As manifestações do promotor de Justiça Roberto Arroio Farinazzo Junior e do advogado Gláucio Araújo trouxeram novos desdobramentos ao caso do homem que denunciou ter sofrido tortura durante uma abordagem policial em Denise (MT).
O caso veio à tona após a vítima, presa por tráfico de drogas, afirmar que policiais militares introduziram um cabo de vassoura em seu ânus depois de ele já estar algemado. O exame de corpo de delito realizado pela Politec apontou lesões compatíveis com a denúncia apresentada pelo homem.
O promotor Roberto Arroio Farinazzo Junior, de Barra do Bugres, informou que a Promotoria de Justiça instaurou investigação criminal no mesmo dia em que tomou conhecimento da denúncia.
“A Promotoria de Justiça de Barra do Bugres tomou ciência formal acerca dos fatos e, no mesmo dia, já foi instaurada investigação criminal”, afirmou.
Segundo ele, uma testemunha já foi ouvida e todos os envolvidos deverão prestar esclarecimentos durante a investigação.
“Se comprovada a prática de tortura, os policiais envolvidos serão responsabilizados”, declarou.
O promotor também afirmou que a apuração exige cautela para evitar generalizações contra toda a corporação.
“Os policiais militares, em sua imensa maioria, são sérios, vocacionados e comprometidos, de modo que a apuração exige máxima cautela”, disse.
Ainda conforme Roberto Farinazzo, a vítima foi chamada para comparecer à Promotoria, mas não prestou depoimento naquele momento.
“Tendo a vítima se recusado a comparecer, sob alegação de que seu advogado não autorizou”, explicou.
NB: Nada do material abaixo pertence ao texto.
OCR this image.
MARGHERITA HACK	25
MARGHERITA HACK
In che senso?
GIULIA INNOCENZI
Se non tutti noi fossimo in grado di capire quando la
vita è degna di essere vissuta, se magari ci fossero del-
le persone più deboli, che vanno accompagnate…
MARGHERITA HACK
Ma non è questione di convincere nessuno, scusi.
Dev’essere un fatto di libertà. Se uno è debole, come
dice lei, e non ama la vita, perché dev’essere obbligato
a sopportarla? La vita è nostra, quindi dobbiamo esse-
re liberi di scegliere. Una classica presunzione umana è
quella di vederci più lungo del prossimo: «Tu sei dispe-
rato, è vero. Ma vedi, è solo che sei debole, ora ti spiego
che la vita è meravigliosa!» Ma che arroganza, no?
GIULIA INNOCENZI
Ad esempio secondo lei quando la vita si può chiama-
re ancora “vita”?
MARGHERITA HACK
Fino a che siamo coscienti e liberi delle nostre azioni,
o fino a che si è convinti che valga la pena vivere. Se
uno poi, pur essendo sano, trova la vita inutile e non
Defesa fala em “revitimização” e cobra medidas contra policiais
Já o advogado da vítima, Gláucio Araújo, rebateu a declaração e afirmou que a defesa nunca se negou a colaborar com as investigações. “A defesa de R. S. A. jamais se furtou de apurar os fatos”, declarou.
Segundo o advogado, a preocupação é evitar que a vítima tenha que repetir o relato diversas vezes para diferentes órgãos.
“Submeter a vítima a sucessivos depoimentos perante órgãos distintos configura evidente hipótese de revitimização da vítima”, afirmou.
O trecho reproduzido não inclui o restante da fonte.